0.2.1.2. Les approches anthropologiques et sociologiques

a) L’ethnographie de la communication et la sociolinguistique interactionnelle

Ce courant interactionniste se caractérise par ses fondements anthropologiques. Le programme de l’ethnographie de la communication, conçu dans les années 60 par ses deux co-fondateurs Gumperz et Hymes, invite à « (…) décrire les différents usages du discours – s peech – au cours de différents types d’activités dans différentes sociétés (…) » (S. Bruxelles, in Charaudeau et Maingueneau, 2002 : 233). Le champ d’investigation est alors particulièrement étendu et la méthode adoptée est inductive, empirique et naturaliste 22 . La perspective de Hymes est tant anthropologique que linguistique : elle prône la nécessité de l’étude des comportements communicatifs et préconise celle du fonctionnement du langage en situation. L’intérêt est porté aux événements de communication qui sont décrits en rapport avec leur contexte ; les paramètres situationnels à retenir sont proposés dans le modèle speaking 23 .

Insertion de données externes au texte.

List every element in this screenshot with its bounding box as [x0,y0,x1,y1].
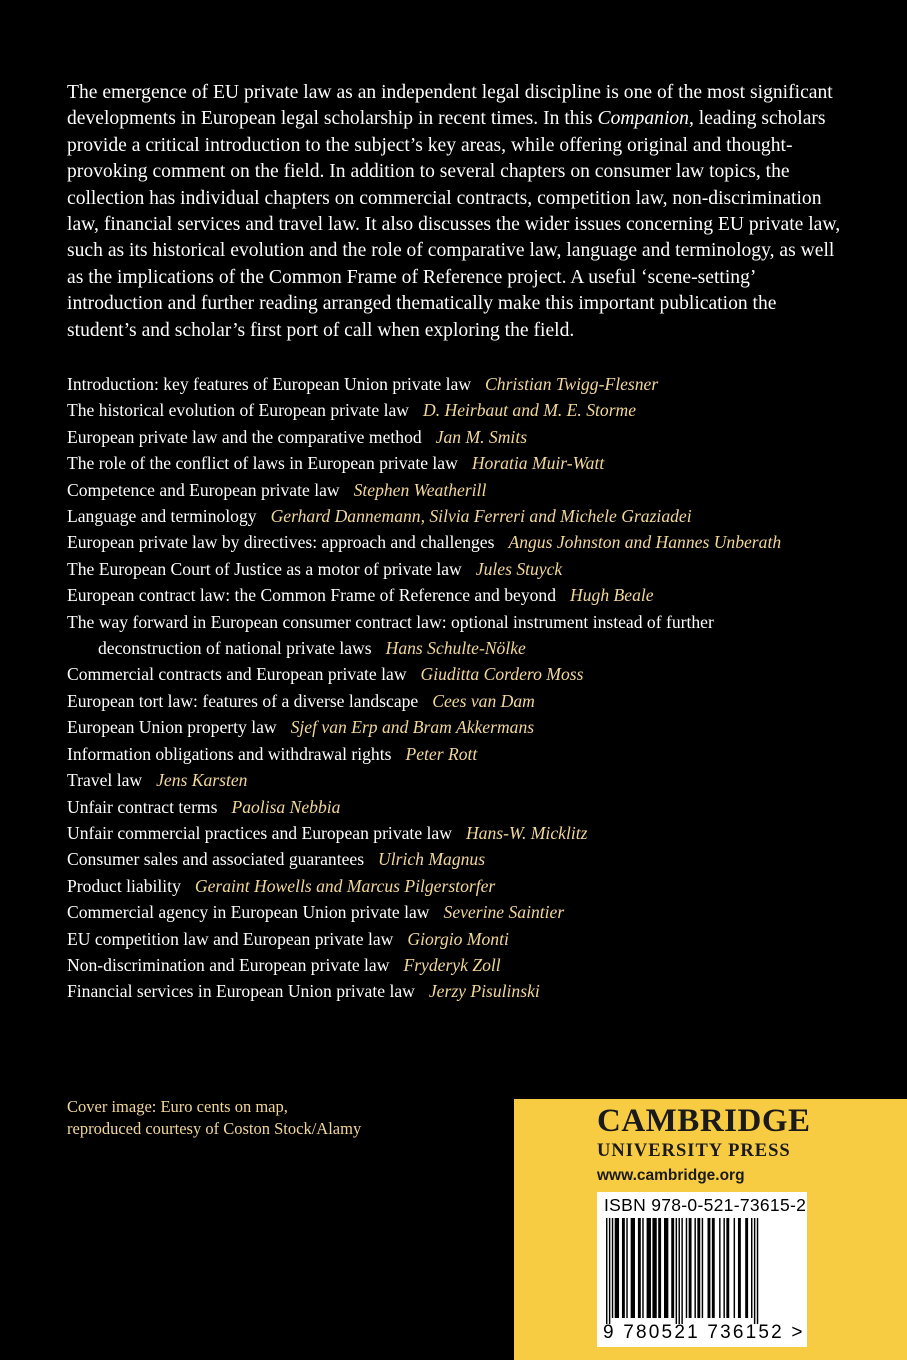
barcode-bar [622,1218,625,1318]
chapter-author: Giuditta Cordero Moss [420,664,584,685]
publisher-logo-subtitle: UNIVERSITY PRESS [597,1141,791,1161]
chapter-title: The European Court of Justice as a motor of private law [67,558,462,579]
chapter-title: The way forward in European consumer contract law: optional instrument instead of further [67,611,714,632]
barcode-bar [757,1218,758,1324]
chapter-title: Unfair contract terms [67,796,218,817]
chapter-author: Christian Twigg-Flesner [485,374,659,394]
chapter-title-continued [67,635,867,661]
contents-entry [67,714,867,740]
barcode-bar [697,1218,700,1318]
chapter-author: Jens Karsten [156,770,248,791]
contents-entry [67,371,867,397]
barcode-bar [609,1218,610,1324]
chapter-title: European Union property law [67,717,277,738]
barcode-bar [626,1218,627,1318]
barcode-bar [612,1218,613,1318]
chapter-title: Product liability [67,875,181,896]
chapter-title: Language and terminology [67,506,257,527]
contents-entry [67,873,867,899]
barcode-bar [694,1218,695,1318]
chapter-author: Paolisa Nebbia [231,796,341,817]
contents-entry [67,794,867,820]
chapter-author: Gerhard Dannemann, Silvia Ferreri and Michele Graziadei [270,506,692,527]
chapter-title: Competence and European private law [67,479,340,500]
contents-entry [67,688,867,714]
contents-entry [67,556,867,582]
barcode-bar [712,1218,715,1318]
contents-entry [67,741,867,767]
cover-credit-line-1: Cover image: Euro cents on map, [67,1097,288,1116]
barcode-bar [652,1218,656,1318]
barcode-bar [734,1218,735,1318]
contents-entry [67,424,867,450]
barcode-bar [676,1218,677,1324]
blurb-text-end: , leading scholars provide a critical introduction to the subject’s key areas, while offering original and thought-provoking comment on the field. In addition to several chapters on consumer law topics, the collection has individual chapters on commercial contracts, competition law, non-discrimination law, financial services and travel law. It also discusses the wider issues concerning EU private law, such as its historical evolution and the role of comparative law, language and terminology, as well as the implications of the Common Frame of Reference project. A useful ‘scene-setting’ introduction and further reading arranged thematically make this important publication the student’s and scholar’s first port of call when exploring the field. [67,108,841,341]
barcode-bar [708,1218,711,1318]
back-cover-blurb [67,80,847,344]
chapter-author: Hugh Beale [570,585,654,606]
contents-entry [67,529,867,555]
barcode-bar [664,1218,668,1318]
chapter-title: Information obligations and withdrawal rights [67,743,392,764]
chapter-author: Angus Johnston and Hannes Unberath [508,532,782,553]
chapter-author: Sjef van Erp and Bram Akkermans [290,717,535,738]
contents-entry [67,926,867,952]
chapter-author: Jan M. Smits [435,426,528,447]
chapter-title: European tort law: features of a diverse landscape [67,690,419,711]
contents-entry [67,661,867,687]
chapter-title: Introduction: key features of European Union private law [67,374,472,394]
blurb-text-start: The emergence of EU private law as an independent legal discipline is one of the most significant developments in European legal scholarship in recent times. In this [67,82,833,130]
barcode-bar [745,1218,748,1318]
contents-entry [67,582,867,608]
chapter-title: The role of the conflict of laws in European private law [67,453,458,474]
barcode-bar [681,1218,682,1324]
chapter-title: European contract law: the Common Frame of Reference and beyond [67,585,557,606]
barcode-bar [719,1218,720,1318]
chapter-author: Fryderyk Zoll [403,954,501,975]
cover-credit-line-2: reproduced courtesy of Coston Stock/Alamy [67,1118,362,1138]
chapter-author: Peter Rott [405,743,478,764]
chapter-title: Consumer sales and associated guarantees [67,849,365,870]
chapter-author: Severine Saintier [443,902,565,923]
chapter-author: Giorgio Monti [407,928,509,949]
chapter-title: European private law and the comparative method [67,426,422,447]
contents-entry [67,503,867,529]
barcode-bar [702,1218,703,1318]
barcode-digits: 9 780521 736152 > [603,1322,805,1343]
barcode-bar [615,1218,619,1318]
chapter-title: Commercial contracts and European private law [67,664,407,685]
chapter-title: Financial services in European Union private law [67,981,415,1002]
isbn-label: ISBN 978-0-521-73615-2 [604,1195,807,1215]
barcode-bar [671,1218,674,1318]
chapter-author: Jules Stuyck [475,558,563,579]
chapter-title: European private law by directives: approach and challenges [67,532,495,553]
barcode-bar [723,1218,724,1318]
chapter-title: Non-discrimination and European private law [67,954,390,975]
chapter-author: Horatia Muir-Watt [471,453,605,474]
chapter-title: Travel law [67,770,143,791]
contents-entry [67,978,867,1004]
chapter-title: Commercial agency in European Union private law [67,902,430,923]
barcode-bar [679,1218,680,1324]
contents-entry [67,846,867,872]
barcode-bar [726,1218,729,1318]
barcode-bars [602,1218,798,1324]
contents-entry [67,952,867,978]
chapter-title-continued-text: deconstruction of national private laws [98,638,372,659]
contents-entry [67,820,867,846]
chapter-title: EU competition law and European private law [67,928,394,949]
blurb-italic-title: Companion [597,108,689,130]
barcode-bar [751,1218,752,1318]
publisher-url: www.cambridge.org [597,1167,745,1184]
barcode-bar [638,1218,641,1318]
barcode-bar [606,1218,607,1324]
chapter-author: Hans Schulte-Nölke [385,638,526,659]
contents-entry [67,767,867,793]
contents-entry [67,450,867,476]
contents-list [67,371,867,1005]
chapter-title: Unfair commercial practices and European private law [67,822,452,843]
contents-entry [67,477,867,503]
cover-credit [67,1096,487,1139]
chapter-author: Stephen Weatherill [353,479,487,500]
chapter-author: Jerzy Pisulinski [428,981,540,1002]
chapter-author: Geraint Howells and Marcus Pilgerstorfer [194,875,496,896]
chapter-author: Ulrich Magnus [378,849,486,870]
publisher-logo-name: CAMBRIDGE [597,1103,811,1139]
chapter-title: The historical evolution of European private law [67,400,409,421]
barcode-bar [658,1218,661,1318]
contents-entry [67,899,867,925]
chapter-author: Hans-W. Micklitz [465,822,588,843]
barcode-bar [642,1218,643,1318]
barcode-bar [631,1218,635,1318]
contents-entry [67,609,867,662]
barcode-bar [686,1218,687,1318]
barcode-bar [754,1218,755,1324]
contents-entry [67,397,867,423]
barcode-bar [689,1218,692,1318]
barcode-bar [738,1218,741,1318]
barcode-bar [647,1218,651,1318]
chapter-author: Cees van Dam [432,690,535,711]
chapter-author: D. Heirbaut and M. E. Storme [423,400,637,421]
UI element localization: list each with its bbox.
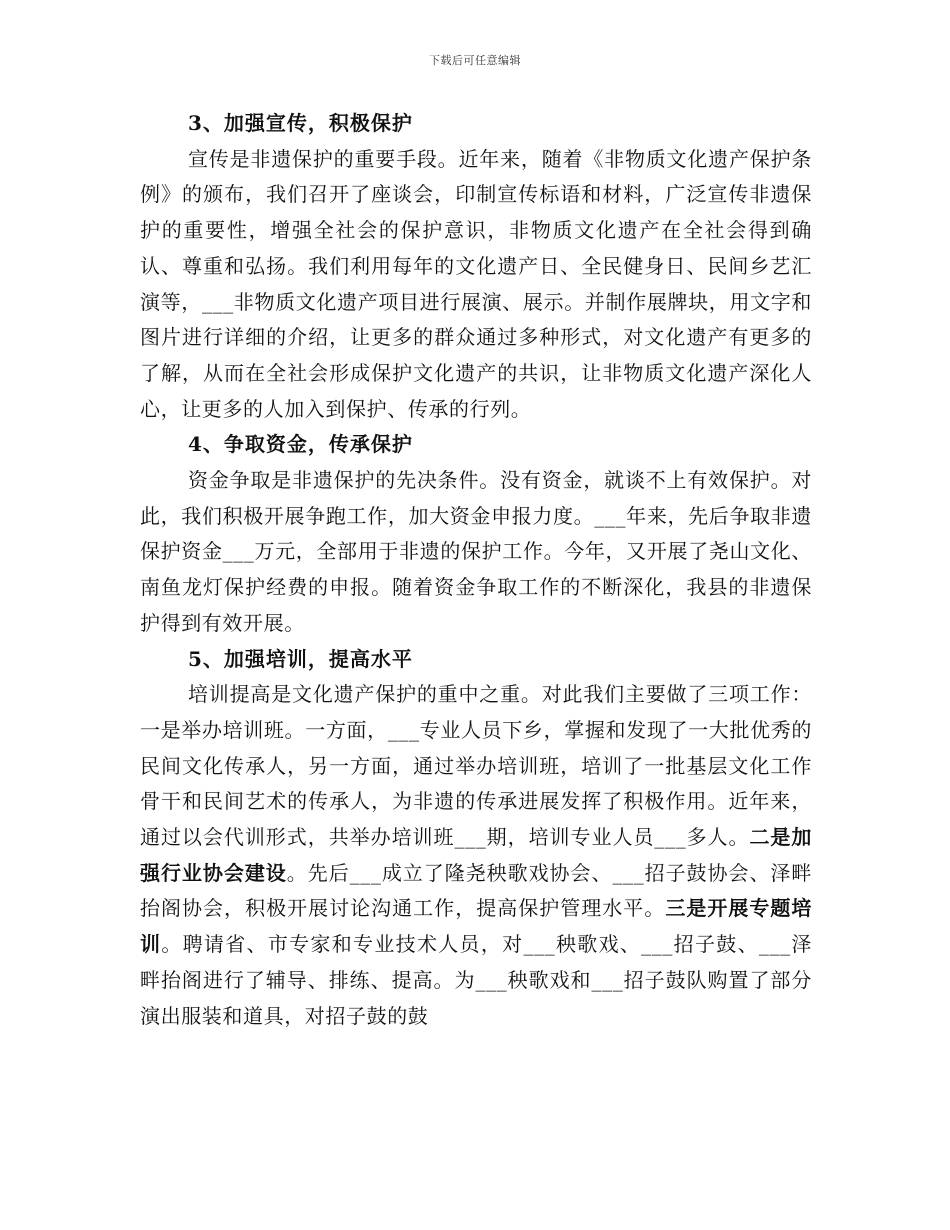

La perspective de Gumperz présente une orientation plus sociolinguistique 24 . Ses premiers travaux portent sur le contact entre les langues et les phénomènes d’alternance codique 25 . Cet auteur met également l’accent sur les processus de compréhension actualisés par les participants au cours d’une interaction, processus dont l’analyse repose sur la notion de « contextualisation ». Gumperz se démarque ainsi des approches linguistiques qui étudient le langage comme un tout autonome.

‘Gumperz préconise la démarche inverse, partant de la situation où est employé le langage, pour observer la façon dont l’événement de communication est interprété par les acteurs, et sur la base de quels indices. (Traverso, 1999 : 10)’
Notes
22.

L’importance accordée aux données pose quelques problèmes : « le risque est alors qu’un souci trop scrupuleux du détail en vienne à masquer les régularités significatives, et que ce culte des “data” finisse par entraver l’élaboration de la théorie » (Kerbrat-Orecchioni [1990 : 60] faisant référence à ce « malaise » évoqué par Bachmann, Lindenfeld et Simonin [1981 : 201]).

23.

Pour une présentation plus détaillée de ce modèle et l’utilisation d’une de ses variantes, voir le point 3 de cette Introduction Générale.

24.

Bruxelles note sur ce point que « (…) les deux ouvrages de J. Gumperz traduits en français en 1989 comportent dans leur titre le syntagme “sociolinguistique interactionnelle”. » (S. Bruxelles, in Charaudeau et Maingueneau, 2002 : 233).

25.

« L’alternance codique, ou « code switching » consiste à passer d’une langue à l’autre au sein d’un échange ou d’un énoncé. » (Traverso, 1999 : 10). Pour une étude de l’alternance entre langue française et langue arabe voir notamment Hmed (2003, Chapitres 10 et 11).